I don't typically care for Combos in a metal setting, they tend to lack bottom end. I went with a 15w IRT-STUDIO (just dont have a need for more than that) and I love it through my closed back Orange 2x12 (v30's). I like the IRTs for the money, very nice modern metal tones out of them.


----------



## viesczy (Dec 13, 2013)

All Laney did with the Ironheart 2x12 cab was rebrand it from their existing 2x12 with the HH speakers in, it isn't "new" just newly branded. Those HH speakers are the nearly identical to the ones that were in the VC50. 

As I gigged for years with a combo as my monitor and then ran a cab off the combo, I prefer having the controls right @ my reach and I get/got some incredible sustain/feedback with the combo "right" there. 

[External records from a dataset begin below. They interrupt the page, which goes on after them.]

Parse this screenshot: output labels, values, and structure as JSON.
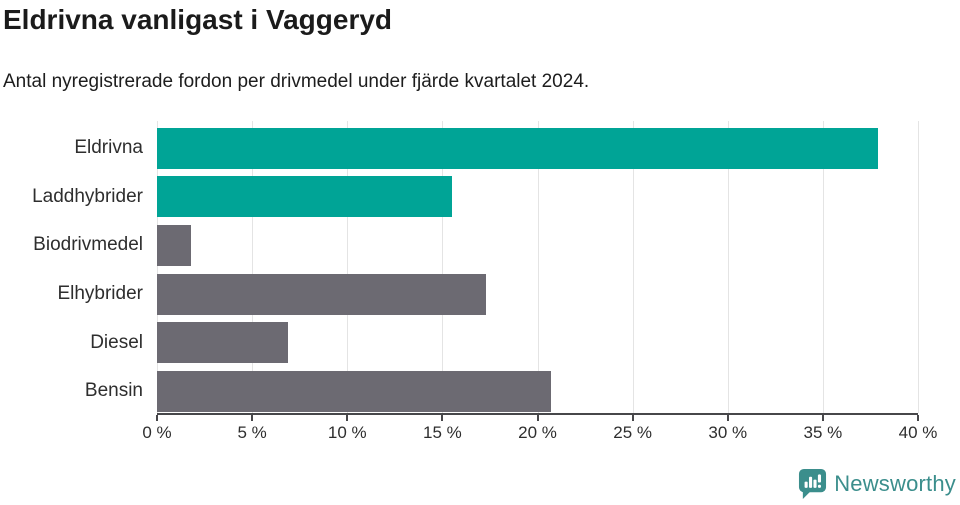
{
  "header": {
    "title": "Eldrivna vanligast i Vaggeryd",
    "subtitle": "Antal nyregistrerade fordon per drivmedel under fjärde kvartalet 2024."
  },
  "chart_data": {
    "type": "bar",
    "orientation": "horizontal",
    "title": "Eldrivna vanligast i Vaggeryd",
    "subtitle": "Antal nyregistrerade fordon per drivmedel under fjärde kvartalet 2024.",
    "categories": [
      "Eldrivna",
      "Laddhybrider",
      "Biodrivmedel",
      "Elhybrider",
      "Diesel",
      "Bensin"
    ],
    "values": [
      37.9,
      15.5,
      1.8,
      17.3,
      6.9,
      20.7
    ],
    "unit": "%",
    "highlighted": [
      true,
      true,
      false,
      false,
      false,
      false
    ],
    "colors": {
      "highlight": "#00a496",
      "default": "#6c6a72",
      "axis": "#47474a",
      "grid": "#e4e4e4",
      "text": "#2e2e2e"
    },
    "xlim": [
      0,
      40
    ],
    "x_ticks": [
      0,
      5,
      10,
      15,
      20,
      25,
      30,
      35,
      40
    ],
    "x_tick_labels": [
      "0 %",
      "5 %",
      "10 %",
      "15 %",
      "20 %",
      "25 %",
      "30 %",
      "35 %",
      "40 %"
    ],
    "grid": "vertical",
    "legend": "none"
  },
  "branding": {
    "logo_text": "Newsworthy",
    "logo_color": "#3b8e8c"
  }
}
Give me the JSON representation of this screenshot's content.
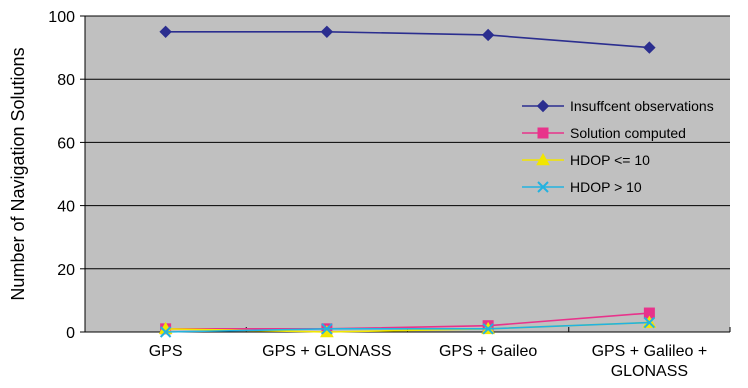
{
  "chart_data": {
    "type": "line",
    "title": "",
    "xlabel": "",
    "ylabel": "Number of Navigation Solutions",
    "ylim": [
      0,
      100
    ],
    "yticks": [
      0,
      20,
      40,
      60,
      80,
      100
    ],
    "grid": true,
    "legend_position": "right",
    "plot_background": "#c0c0c0",
    "categories": [
      [
        "GPS"
      ],
      [
        "GPS + GLONASS"
      ],
      [
        "GPS + Gaileo"
      ],
      [
        "GPS + Galileo +",
        "GLONASS"
      ]
    ],
    "series": [
      {
        "name": "Insuffcent observations",
        "values": [
          95,
          95,
          94,
          90
        ],
        "color": "#2b2e8f",
        "marker": "diamond"
      },
      {
        "name": "Solution computed",
        "values": [
          1,
          1,
          2,
          6
        ],
        "color": "#e8338b",
        "marker": "square"
      },
      {
        "name": "HDOP <= 10",
        "values": [
          1,
          0,
          1,
          3
        ],
        "color": "#f2e600",
        "marker": "triangle"
      },
      {
        "name": "HDOP > 10",
        "values": [
          0,
          1,
          1,
          3
        ],
        "color": "#23b2e0",
        "marker": "x"
      }
    ]
  }
}
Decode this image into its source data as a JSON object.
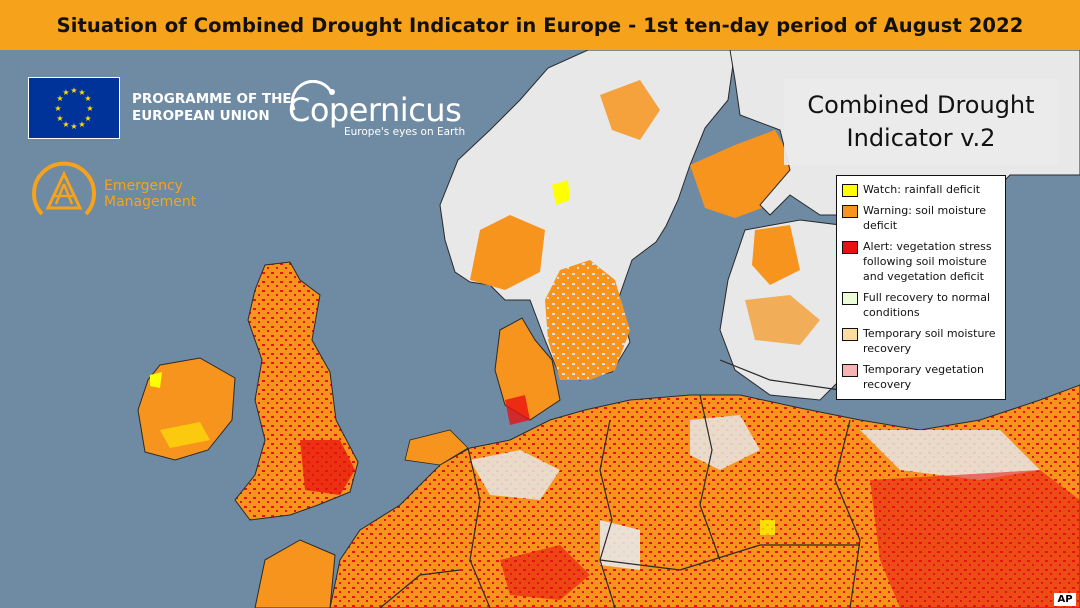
{
  "banner": {
    "title": "Situation of Combined Drought Indicator in Europe - 1st ten-day period of August 2022",
    "background_color": "#f6a31b"
  },
  "logos": {
    "eu_programme": {
      "line1": "PROGRAMME OF THE",
      "line2": "EUROPEAN UNION",
      "flag_color": "#003399",
      "star_color": "#ffdd00"
    },
    "copernicus": {
      "wordmark": "Copernicus",
      "tagline": "Europe's eyes on Earth"
    },
    "emergency_management": {
      "line1": "Emergency",
      "line2": "Management",
      "color": "#f6a31b"
    }
  },
  "indicator_title": "Combined Drought\nIndicator v.2",
  "legend": [
    {
      "label": "Watch: rainfall deficit",
      "color": "#ffff00"
    },
    {
      "label": "Warning: soil moisture deficit",
      "color": "#f7941d"
    },
    {
      "label": "Alert: vegetation stress following soil moisture and vegetation deficit",
      "color": "#e81010"
    },
    {
      "label": "Full recovery to normal conditions",
      "color": "#ecfbd8"
    },
    {
      "label": "Temporary soil moisture recovery",
      "color": "#fcdca0"
    },
    {
      "label": "Temporary vegetation recovery",
      "color": "#f7b3b3"
    }
  ],
  "map": {
    "sea_color": "#6f8aa3",
    "land_color": "#e8e8e8",
    "border_color": "#2a2a2a"
  },
  "credit": "AP"
}
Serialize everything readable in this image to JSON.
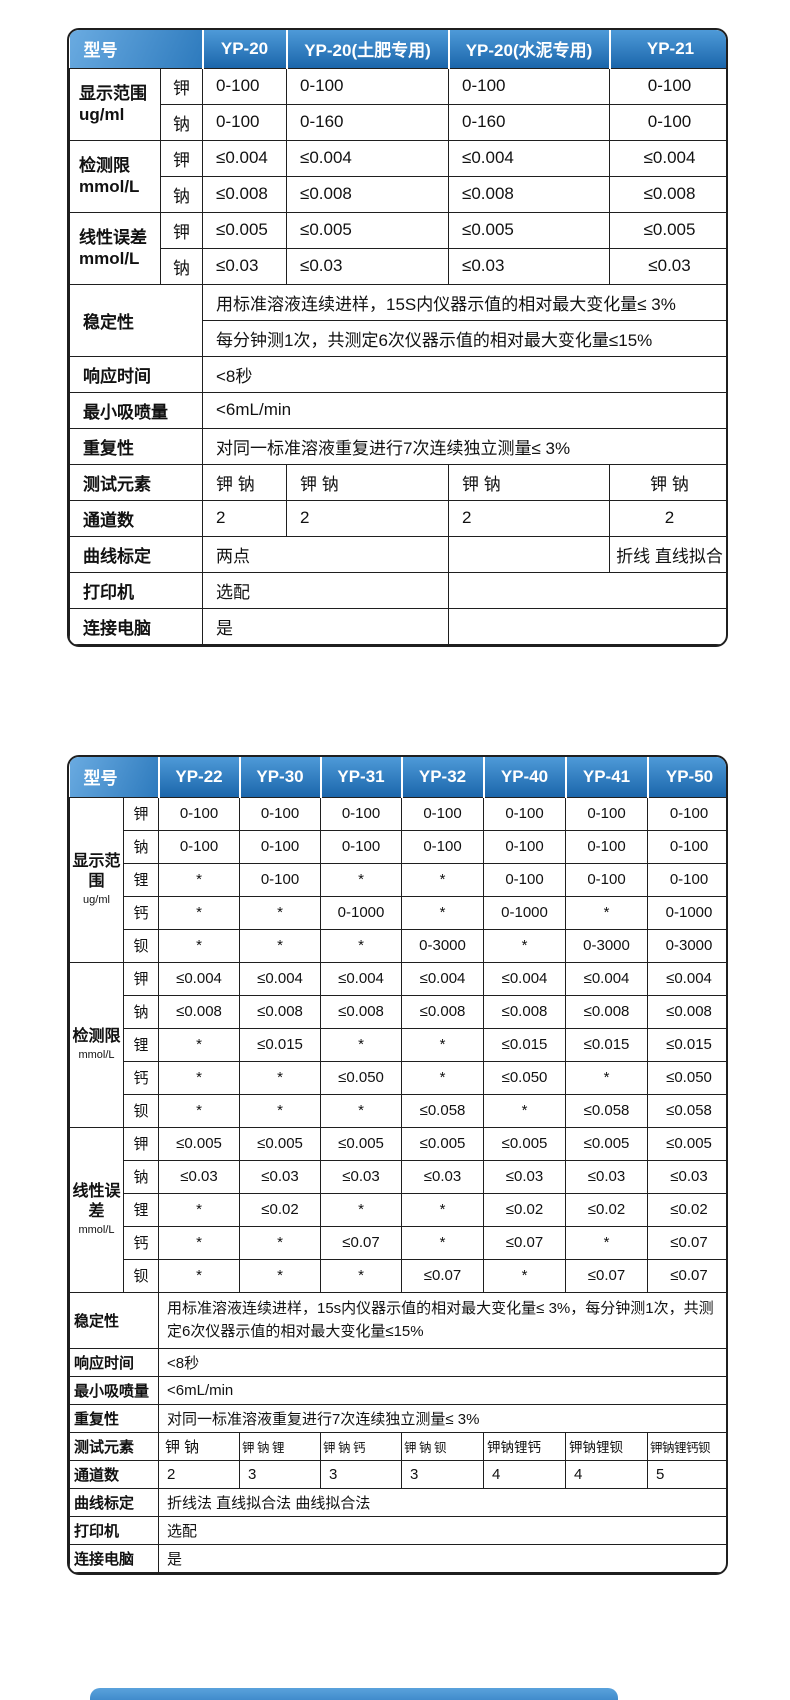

Don't over look that option.

Yes most combos tend to be HEAVY bastages!

Derek


----------



## tscoolberth (Jan 2, 2014)

JD27 said:


> I don't typically care for Combos in a metal setting, they tend to lack bottom end. I went with a 15w IRT-STUDIO (just dont have a need for more than that) and I love it through my closed back Orange 2x12 (v30's). I like the IRTs for the money, very nice modern metal tones out of them.



I just got the 15w IRT-Studio so thanks for the recommendation .. and since you have a Ghost BC pic as your profile, your credentials are in order.


----------